The officer testified she obtained information on the first number, connecting it to an unrelated person, but not actually calling the number to determine who possessed the phone.

The officer testified she had not identified who owned the phone used to call in the second threat.

Boyd also pointed out the first phone call was made while Grapentine was still in custody.

"We don't have any confirmation from the police officer that that number is associated with Mr. Grapentine," argued Boyd.

Boyd also cited several inconsistencies in the victim's testimony and statements to police, including an inaccuracy about when Grapentine and the young man first met.

Crown prosecutor Bill Wister suggested the inaccuracies were minor and not relevant to the important issue of whether the calls were made.
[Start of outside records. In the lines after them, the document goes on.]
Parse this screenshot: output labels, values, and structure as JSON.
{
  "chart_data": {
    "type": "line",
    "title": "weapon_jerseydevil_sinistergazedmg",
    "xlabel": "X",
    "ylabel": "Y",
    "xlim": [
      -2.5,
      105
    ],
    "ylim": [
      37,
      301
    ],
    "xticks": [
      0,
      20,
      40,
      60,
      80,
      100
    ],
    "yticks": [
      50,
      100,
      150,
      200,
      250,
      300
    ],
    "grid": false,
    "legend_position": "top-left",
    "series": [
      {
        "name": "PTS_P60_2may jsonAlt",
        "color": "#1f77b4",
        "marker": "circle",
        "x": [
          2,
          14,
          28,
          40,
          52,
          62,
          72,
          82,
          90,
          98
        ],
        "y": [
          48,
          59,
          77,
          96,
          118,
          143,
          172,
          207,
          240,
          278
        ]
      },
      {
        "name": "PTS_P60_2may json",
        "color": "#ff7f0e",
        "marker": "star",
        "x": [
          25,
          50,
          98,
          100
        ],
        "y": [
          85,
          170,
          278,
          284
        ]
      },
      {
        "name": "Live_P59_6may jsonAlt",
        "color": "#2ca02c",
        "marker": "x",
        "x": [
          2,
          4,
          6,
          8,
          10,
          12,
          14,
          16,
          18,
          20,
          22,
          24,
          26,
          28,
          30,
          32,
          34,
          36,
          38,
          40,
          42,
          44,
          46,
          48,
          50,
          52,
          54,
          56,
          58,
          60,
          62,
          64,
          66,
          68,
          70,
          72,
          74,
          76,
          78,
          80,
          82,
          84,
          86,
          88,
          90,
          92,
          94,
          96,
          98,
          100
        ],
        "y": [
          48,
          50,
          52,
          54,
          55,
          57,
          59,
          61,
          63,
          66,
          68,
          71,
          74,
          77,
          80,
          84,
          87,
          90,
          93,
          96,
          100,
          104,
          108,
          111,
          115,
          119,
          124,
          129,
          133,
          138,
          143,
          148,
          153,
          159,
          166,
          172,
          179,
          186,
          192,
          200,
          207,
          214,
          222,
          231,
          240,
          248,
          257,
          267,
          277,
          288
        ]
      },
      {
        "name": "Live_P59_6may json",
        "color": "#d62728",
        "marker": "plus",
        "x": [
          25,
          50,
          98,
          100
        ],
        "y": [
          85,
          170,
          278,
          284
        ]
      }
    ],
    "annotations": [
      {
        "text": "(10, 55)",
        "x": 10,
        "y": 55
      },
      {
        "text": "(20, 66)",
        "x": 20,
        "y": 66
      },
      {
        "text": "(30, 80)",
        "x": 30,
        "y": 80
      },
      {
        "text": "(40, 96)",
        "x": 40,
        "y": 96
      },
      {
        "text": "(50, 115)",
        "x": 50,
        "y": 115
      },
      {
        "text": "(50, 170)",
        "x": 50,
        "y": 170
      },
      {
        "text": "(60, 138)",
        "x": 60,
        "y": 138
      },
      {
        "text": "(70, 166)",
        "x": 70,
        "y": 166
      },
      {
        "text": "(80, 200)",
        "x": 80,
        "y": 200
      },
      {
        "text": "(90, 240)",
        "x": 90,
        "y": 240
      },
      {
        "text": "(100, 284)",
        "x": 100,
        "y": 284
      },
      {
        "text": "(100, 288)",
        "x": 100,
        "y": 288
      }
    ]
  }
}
He said the victim had been a direct and straightforward witness and while one of the phone calls might have been made while Grapentine was in custody, that was no reason to assume he did not make the call.

"There is no evidence before the court that it was an impossibility that he made that call."

Judge Bruce Garriock ultimately determined none of the inconsistencies or lingering questions rose to meet the standard of reasonable doubt, adding he believed the victim's testimony.

"[He] testified that in both these calls he recognized the accused's voice," said Garriock. "I am not prepared to discount his testimony to the extent Mr. Boyd would want me to."


The case proceeded directly to sentencing following the conviction and Wister asked the court to consider a lengthy jail sentence of 12 to 14 months.

He also wanted to see Grapentine serve three years of probation following his release.

Boyd argued for a one-day sentence, arguing the threats were minor and did not lead to any actual violence. He said Grapentine had already been punished because his parole was suspended and he was returned to prison after his arrest.

Wister said given Grapentine's previous conviction, no threat he could have made could be viewed as benign.

"It is simply not a situation where you can say these were idle threats."

Boyd said while taking into account the record, the court had to sentence Grapentine on the charge at hand.

"It is difficult to assess whether he is being sentenced for this crime or a previous one."

In passing down the sentence, Garriock said he had to consider it an aggravating factor that the first call was placed while Grapentine was still in prison.

"At least one of these calls originates when Mr. Grapentine is still in custody."

Grapentine's probation will begin when he is released from prison. He will have to report regularly to a probation officer as well as have no contact with the victim.